Eu vivo em uma época que o macho
luta pela sobrevivência de seus antepassados e não por sua própria sobrevivência. Vivo
numa mistura louca e incansável das décadas de 60, 70, 80 e 90. Todo mundo
anda, mas ninguém sabe aonde vai. As coisas já eram confusas antes, agora isso
é só um apelido. Os adultos não se encaixam nas novas posturas sociais, os
jovens criticam o mundo como aquele velho rabugento do apartamento X, as
crianças, em sua maioria, vivem cercadas de campos eletromagnéticos e tem a
absoluta certeza de que o bom velinho é um pedófilo que só quer se aproveitar
do seu pequeno corpinho.
Eu não sei onde eu vivo. Eu
sei que hoje não é presente.
Ando pela rua tentando fugir da
velocidade sufocante dessa porra de cidade. Na maioria das vezes acabo pisoteado
por pessoas fantasiadas de testemunhas de Jeová. Sempre me perguntei o que será
que eles viram de tão grave para se prenderem em cintos e gravatas. Caminho e
sou atropelado por carros, motos, pessoas, velhas, bebês, pássaros-ratos.
Sufoco.
A bondade foi precificada em
dízimos.
Esse texto parece o anseio de uma
fuga, uma reinversão de valores e então gritar fujam para as montanhas me
parece algo sensato. Respiro com dificuldade. Caralho. Até para respirar bem eu
tenho que pagar. Minha indignação é sufocada por ruídos, ruídos reverberados
pelas estruturas com mais de três andares, estruturas que deceparam visão da
cidade, visão que falta a todos.
Quem foi que botou a chuva nos meus olhos?

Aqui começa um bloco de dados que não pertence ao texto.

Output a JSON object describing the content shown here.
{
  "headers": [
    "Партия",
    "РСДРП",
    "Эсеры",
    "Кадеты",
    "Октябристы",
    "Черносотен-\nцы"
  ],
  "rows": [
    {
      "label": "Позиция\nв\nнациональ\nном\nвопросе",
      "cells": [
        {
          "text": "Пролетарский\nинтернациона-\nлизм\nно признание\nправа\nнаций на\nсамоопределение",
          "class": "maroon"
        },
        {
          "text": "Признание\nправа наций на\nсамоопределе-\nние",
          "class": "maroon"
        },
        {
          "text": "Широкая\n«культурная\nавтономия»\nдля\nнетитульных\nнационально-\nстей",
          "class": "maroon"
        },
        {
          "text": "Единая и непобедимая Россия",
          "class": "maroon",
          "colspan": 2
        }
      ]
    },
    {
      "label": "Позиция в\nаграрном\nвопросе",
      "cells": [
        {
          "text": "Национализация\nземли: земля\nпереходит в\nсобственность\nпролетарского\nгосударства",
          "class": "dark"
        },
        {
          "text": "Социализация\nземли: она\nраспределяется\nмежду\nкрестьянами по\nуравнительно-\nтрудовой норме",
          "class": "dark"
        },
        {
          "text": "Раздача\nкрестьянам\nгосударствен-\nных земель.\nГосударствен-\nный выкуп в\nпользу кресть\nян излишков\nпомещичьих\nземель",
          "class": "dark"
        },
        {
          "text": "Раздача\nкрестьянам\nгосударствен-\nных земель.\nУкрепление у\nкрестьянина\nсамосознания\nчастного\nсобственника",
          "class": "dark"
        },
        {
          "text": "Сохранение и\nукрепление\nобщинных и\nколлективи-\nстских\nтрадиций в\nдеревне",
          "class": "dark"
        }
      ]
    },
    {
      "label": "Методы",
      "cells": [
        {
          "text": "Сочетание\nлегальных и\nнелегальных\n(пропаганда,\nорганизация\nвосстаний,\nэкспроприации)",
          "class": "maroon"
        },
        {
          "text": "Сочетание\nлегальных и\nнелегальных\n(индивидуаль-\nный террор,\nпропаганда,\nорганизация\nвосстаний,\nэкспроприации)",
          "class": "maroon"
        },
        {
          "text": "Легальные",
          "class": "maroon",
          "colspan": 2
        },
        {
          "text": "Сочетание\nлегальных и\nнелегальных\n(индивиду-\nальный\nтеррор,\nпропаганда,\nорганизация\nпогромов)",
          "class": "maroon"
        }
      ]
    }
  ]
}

Não é de hoje que pais de família
vão para rua em busca de uma rola imensa, em busca de um travesti ativo, em
busca de uma prostituta altiva, em busca de um copo de pinga. Em busca de algo
que em algum lugar, escrito há milênios atrás, reescrito por milhares de
pessoas, reinventado de acordo com os mais diversos interesses. Algo que é
proibido, que é doce, que é quente e que desce com dificuldade pela garganta.
Proparoxítona Cinco silabas Desilusão.
*Texto escrito após a leitura do primeiro parágrafo de um
livro e ao som de um dos álbuns da banda Best Coast.